I have a recurring desire to stay warm. You might think that this is a perfectly natural desire, one that is replicated in every human being on this planet, and that is probably so; nevertheless I have this desire and for me it is new. Let me explain what I mean.
When I was in hospital, I would often spend days lying in bed. Certainly, at the start of my treatment, lying in bed was all I could do. It was an effort to move, and the energy required to lift my legs out of the bed and move them to the floor, locate my slippers, and re-arrange my clothing so I didn’t inadvertently expose myself was just too much to bear.
So I spent a lot of my time just lying there. I indulged myself in conversation with my fellow ward-mates and waited for the next drug round or feeding time.
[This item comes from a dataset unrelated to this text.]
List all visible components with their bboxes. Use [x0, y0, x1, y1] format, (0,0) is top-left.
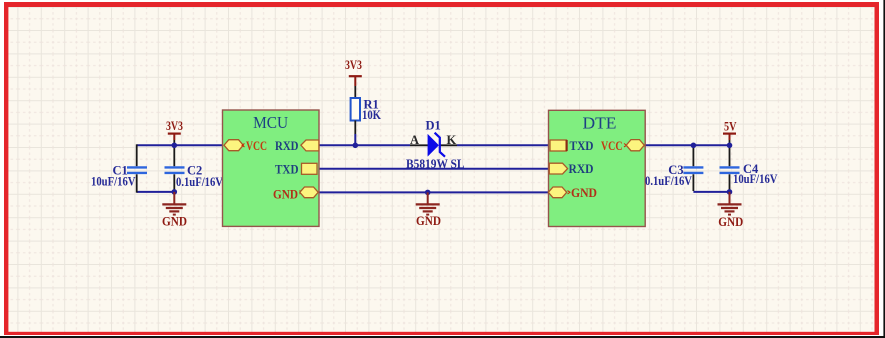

It felt a lot like being in a zoo, with the one obvious exception of tourists not coming around to view me in my native habitat and poke food through the bars.
In an environment like this, when food and drugs were prescribed at predefined times, I allowed myself the luxury of sleep. In fact, this was not so much a luxury as a necessity - chemotherapy drugs are designed to flatline your whole antiviral system, and this in turn puts your body through a hell of a lot. On the outside, you are relaxed, calm and slightly dozy. Inside, multiple wars are being fought and won. It’s a lot of work.
When I slept, I often curled up into a ball, on one side, and drifted away. I became oblivious to the noise of the hospital and the varied comings and goings of those around me, and retreated into idle dreams and just plain flat out sleep. This was always easier in the afternoon, when shafts of bright sunlight shot through the windows and illuminated the ward.
I found that I naturally gravitated to the sun, and let it gradually warm me through as I dozed. As time went on, it became a natural thing to do - when the sun lit up my little space, I slept.
Now, nearly a year after that experience, I still find simple pleasure in sleeping in sunlight. Like a cat that curls up in front of a warm fire, or a spot on the floor that is bathed in light, I find myself wanting to catch a few moments of bliss, get comfortable, and sleep.
Perhaps this is a way for me to re-live the few pleasures I had when I was going through my treatment. Certainly while my body was wracked in pain or simply fighting a multitude of battles on my behalf, I was able to mentally relax, free of the normal structures of daily life, and let others manage my destiny for me.
I guess in retrospect it was a time when I could return to being a child, shuck off the responsibilities of adulthood, and live my life on far simpler terms. Now I am returned to the usual day to day challenges of work, I live for those moments when I can return to easier days.